Wednesday, September 3, 2008

A Win-Win For Geologix And Silver Standard

Lately, in the market, there has been a lot of confusion surrounding Geologix Explorations’ option payment to Silver Standard Resources. So much so in fact that last week Geologix’s chief executive Dunham Craig hosted an open conference call to deal with any and all questions on the central issue: what’s happening at the San Agustin property. Minews, being curious, joined in, and has resolved to clear up the confusion.
Most of the questions that Dunham Craig has to field, he says, go something like this: “why is Geologix still drilling when the resource estimate and the resulting payment to Silver Standard has yet to be finalized?” When one takes a quick look at the explanation of the option agreement on the San Agustin page on Geologix’s website, it is easy to see why the market may be confused. Geologix’s payment due to Silver Standard for each ounce of gold and silver is not calculated based on “the property” – as the website vaguely states – but instead on defined areas within Main Zone, Zone 2 and Zone 4 (marked in red on Geologix’s latest corporate presentation).
These areas were drilled extensively and yielded an impressive June 2008 resource estimate of approximately 1.6 million ounces of gold and 42 million ounces of silver. Since lead and zinc were never a part of the initial agreement with Silver Standard, all lead-zinc tonnage discovered on the property “can be thought of as a bonus.” The June estimate, Mr. Craig states, was “effectively the maximum resource that could be used, because virtually all of the 15,000 metres of drilling required by the initial agreement had been met”. Mr. Craig believes that the payment to Silver Standard will be capped in the range of C$60 million. This approximation was echoed by Silver Standard’s chief executive Robert Quartermain in a later conversation. The exact payment amount, though, will be finalized towards the end of September, when an updated resource estimate is to be released.

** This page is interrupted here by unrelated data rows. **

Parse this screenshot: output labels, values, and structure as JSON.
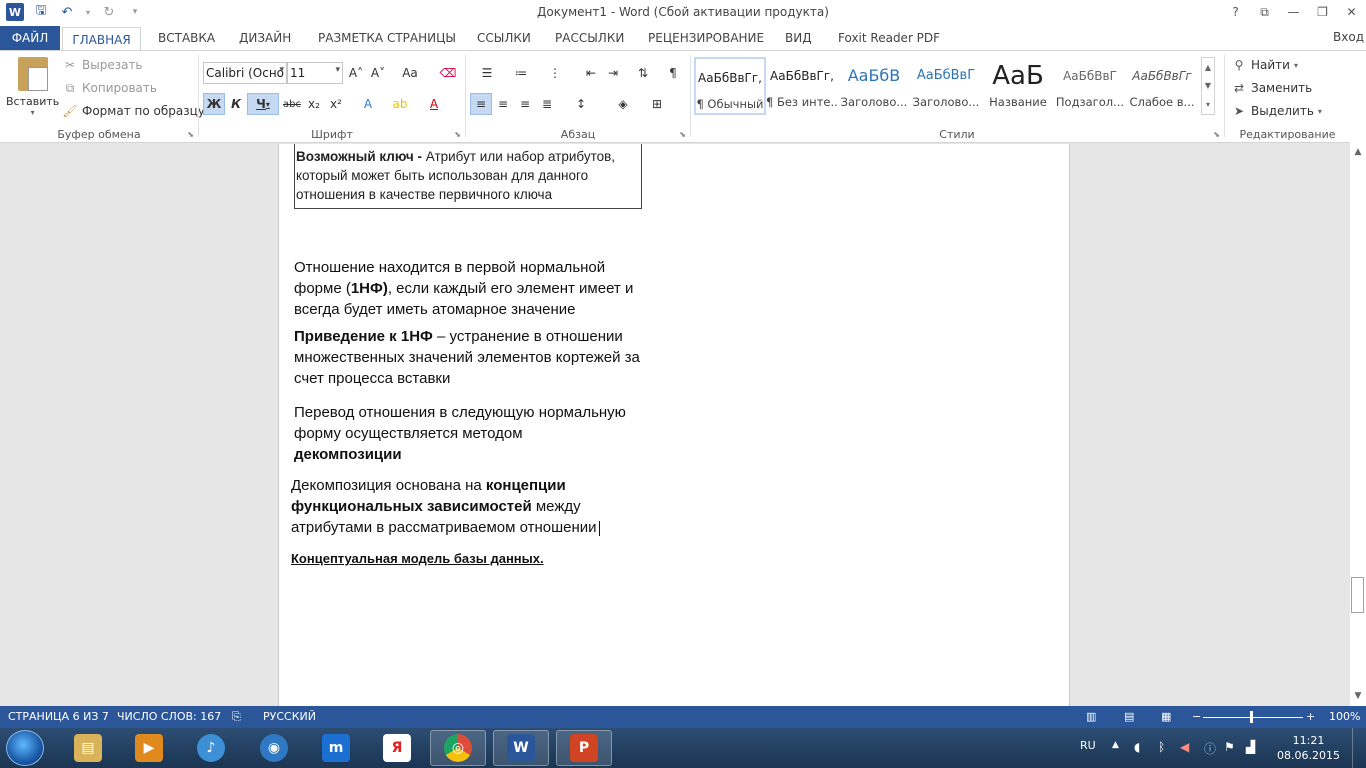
{
  "window": {
    "title": "Документ1 - Word (Сбой активации продукта)",
    "logo": "W",
    "help": "?",
    "controls": [
      "?",
      "⧉",
      "—",
      "❐",
      "✕"
    ]
  },
  "tabs": [
    {
      "label": "ФАЙЛ"
    },
    {
      "label": "ГЛАВНАЯ"
    },
    {
      "label": "ВСТАВКА"
    },
    {
      "label": "ДИЗАЙН"
    },
    {
      "label": "РАЗМЕТКА СТРАНИЦЫ"
    },
    {
      "label": "ССЫЛКИ"
    },
    {
      "label": "РАССЫЛКИ"
    },
    {
      "label": "РЕЦЕНЗИРОВАНИЕ"
    },
    {
      "label": "ВИД"
    },
    {
      "label": "Foxit Reader PDF"
    }
  ],
  "signin": "Вход",
  "clipboard": {
    "paste": "Вставить",
    "cut": "Вырезать",
    "copy": "Копировать",
    "format_painter": "Формат по образцу",
    "group": "Буфер обмена"
  },
  "font": {
    "name": "Calibri (Осно",
    "size": "11",
    "group": "Шрифт",
    "bold": "Ж",
    "italic": "К",
    "underline": "Ч",
    "strike": "abc",
    "sub": "x₂",
    "sup": "x²",
    "grow": "A˄",
    "shrink": "A˅",
    "case": "Aa",
    "clear": "A"
  },
  "paragraph": {
    "group": "Абзац"
  },
  "styles": {
    "group": "Стили",
    "items": [
      {
        "sample": "АаБбВвГг,",
        "name": "¶ Обычный"
      },
      {
        "sample": "АаБбВвГг,",
        "name": "¶ Без инте..."
      },
      {
        "sample": "АаБбВ",
        "name": "Заголово..."
      },
      {
        "sample": "АаБбВвГ",
        "name": "Заголово..."
      },
      {
        "sample": "АаБ",
        "name": "Название"
      },
      {
        "sample": "АаБбВвГ",
        "name": "Подзагол..."
      },
      {
        "sample": "АаБбВвГг",
        "name": "Слабое в..."
      }
    ]
  },
  "editing": {
    "group": "Редактирование",
    "find": "Найти",
    "replace": "Заменить",
    "select": "Выделить"
  },
  "document": {
    "def_bold": "Возможный ключ -",
    "def_text": " Атрибут или набор атрибутов, который может быть использован для данного отношения в качестве первичного ключа",
    "p1_a": "Отношение находится в первой нормальной форме (",
    "p1_b": "1НФ)",
    "p1_c": ", если каждый его элемент имеет и всегда будет иметь атомарное значение",
    "p2_a": "Приведение к 1НФ",
    "p2_b": " – устранение в отношении множественных значений элементов кортежей за счет процесса вставки",
    "p3_a": "Перевод отношения в следующую нормальную форму осуществляется методом ",
    "p3_b": "декомпозиции",
    "p4_a": "Декомпозиция основана на ",
    "p4_b": "концепции функциональных зависимостей",
    "p4_c": " между атрибутами в рассматриваемом отношении",
    "heading": "Концептуальная модель базы данных."
  },
  "status": {
    "page": "СТРАНИЦА 6 ИЗ 7",
    "words": "ЧИСЛО СЛОВ: 167",
    "language": "РУССКИЙ",
    "zoom": "100%",
    "zoom_level_percent": 100
  },
  "taskbar": {
    "apps": [
      {
        "name": "explorer",
        "color": "#d9b25a",
        "glyph": "▤"
      },
      {
        "name": "media",
        "color": "#e08a1e",
        "glyph": "▶"
      },
      {
        "name": "audio",
        "color": "#3d8fd6",
        "glyph": "♪"
      },
      {
        "name": "globe",
        "color": "#2f79c4",
        "glyph": "◉"
      },
      {
        "name": "maxthon",
        "color": "#1a6fd1",
        "glyph": "m"
      },
      {
        "name": "yandex",
        "color": "#ffffff",
        "glyph": "Я"
      },
      {
        "name": "chrome",
        "color": "#dd4b39",
        "glyph": "◎"
      },
      {
        "name": "word",
        "color": "#2b579a",
        "glyph": "W"
      },
      {
        "name": "powerpoint",
        "color": "#d04423",
        "glyph": "P"
      }
    ],
    "lang": "RU",
    "time": "11:21",
    "date": "08.06.2015"
  }
}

To finance the purchase, Geologix is presently evaluating a number of options – the first of which is a joint venture with a few choice suitors. In August, the company hosted three separate tours of San Agustin. There are four more booked for September. All this fishing, Mr. Craig says, would be so much more effective if the company’s resource estimate could break through three million ounces of gold and 100 million ounces of silver – at those levels, Mr. Craig believes that Geologix would become a juicy target for larger companies.

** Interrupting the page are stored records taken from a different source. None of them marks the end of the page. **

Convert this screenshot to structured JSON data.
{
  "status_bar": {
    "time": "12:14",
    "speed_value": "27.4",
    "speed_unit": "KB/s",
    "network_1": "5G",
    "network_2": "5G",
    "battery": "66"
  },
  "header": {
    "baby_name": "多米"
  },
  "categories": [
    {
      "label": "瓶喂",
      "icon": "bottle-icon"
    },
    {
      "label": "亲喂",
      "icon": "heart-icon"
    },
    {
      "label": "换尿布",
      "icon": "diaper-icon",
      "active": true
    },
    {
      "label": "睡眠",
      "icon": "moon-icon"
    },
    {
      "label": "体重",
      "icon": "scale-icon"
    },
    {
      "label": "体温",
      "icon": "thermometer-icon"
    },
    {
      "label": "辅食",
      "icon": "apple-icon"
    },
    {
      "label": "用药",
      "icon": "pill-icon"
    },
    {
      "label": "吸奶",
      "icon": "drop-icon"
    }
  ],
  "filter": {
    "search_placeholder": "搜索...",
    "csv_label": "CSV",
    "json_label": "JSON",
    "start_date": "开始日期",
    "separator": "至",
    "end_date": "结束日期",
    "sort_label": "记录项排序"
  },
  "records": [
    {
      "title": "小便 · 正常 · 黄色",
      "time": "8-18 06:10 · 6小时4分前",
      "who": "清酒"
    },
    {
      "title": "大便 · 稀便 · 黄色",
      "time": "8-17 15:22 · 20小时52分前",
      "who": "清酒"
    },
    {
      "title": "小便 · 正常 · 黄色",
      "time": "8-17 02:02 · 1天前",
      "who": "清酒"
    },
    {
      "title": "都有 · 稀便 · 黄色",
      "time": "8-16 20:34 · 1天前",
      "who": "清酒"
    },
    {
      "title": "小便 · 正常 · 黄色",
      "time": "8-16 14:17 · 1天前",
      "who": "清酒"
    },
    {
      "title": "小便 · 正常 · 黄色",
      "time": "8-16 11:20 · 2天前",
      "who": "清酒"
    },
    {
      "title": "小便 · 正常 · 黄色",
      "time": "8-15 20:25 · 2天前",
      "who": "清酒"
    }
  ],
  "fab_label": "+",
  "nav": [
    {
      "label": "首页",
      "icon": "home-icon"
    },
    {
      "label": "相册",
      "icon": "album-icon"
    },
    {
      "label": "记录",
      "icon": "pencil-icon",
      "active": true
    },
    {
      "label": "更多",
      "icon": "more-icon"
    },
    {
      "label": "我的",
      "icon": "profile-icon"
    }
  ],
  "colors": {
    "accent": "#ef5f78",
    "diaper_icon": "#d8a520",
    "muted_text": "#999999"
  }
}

With these levels in its sights, and fully aware that an increased resource makes the C$60 million cash payment to Silver Standard look digestible, Geologix has been actively working to increase San Agustin’s resource. And while we won’t know the full results from the latest phase of the drill programme until the end of September, the aim is to expand the deposit perimeter and depth, and to locate feeder zones. So far, the new drill holes have increased Zone 2’s width to 600 metres and, encouragingly, with the edges not yet defined. Drilling also seems to indicate that Zone 4 and the Main Zone may join together. After encountering encouraging intercepts, including 36.05 metres grading 0.73 grams gold per tonne, 161.67 grams silver per tonne, 1.18% lead and 0.45% zinc from 22 metres depth, the company also believes it has identified a higher grade structural feeder zone. Other strong results include: 154 metres grading 0.33 grams gold per tonne, 13.57 grams silver per tonne, 0.11% lead and 0.70% zinc. If Silver Standard’s own La Pitarrilla Project, located just to the north of Geologix’s property, can be seen as a hint as to San Agustin’s potential, then Geologix should not have a problem increasing its resource.
La Pitarrilla is one of Silver Standard’s premier properties. In May, Minews reported that recent drill results from the property had pushed Pitarrilla into a ranking up there with the largest silver discoveries of the last decade. Well, things have gotten even better for Silver Standard: in the process of preparing a pre-feasibility study on the deposit the company determined that the silver-equivalent cut-off may have understated the silver and base metal resources. As a result, resources at Pitarrilla have been increased by another 9.5 per cent. The total measured resource now stands at 159.9 million ounces of silver, while indicated resources total 483.7 million ounces, and inferred resources total 82.3 million ounces. The pre-feasibility study is expected to be out sometime in the next quarter.
Silver Standard’s chief executive Robert Quartermain is a strong believer in the region and is looking forward to being able to review San Agustin’s updated resource estimate next month. “It appears that San Agustin,” Mr. Quartermain says, “will be beneficial to both Silver Standard and Geologix”. Silver Standard receives a healthy profit for its initial investment and Geologix gets a very promising deposit. At the very least, he says, it “certainly warrants a closer look when the estimate is published next month.”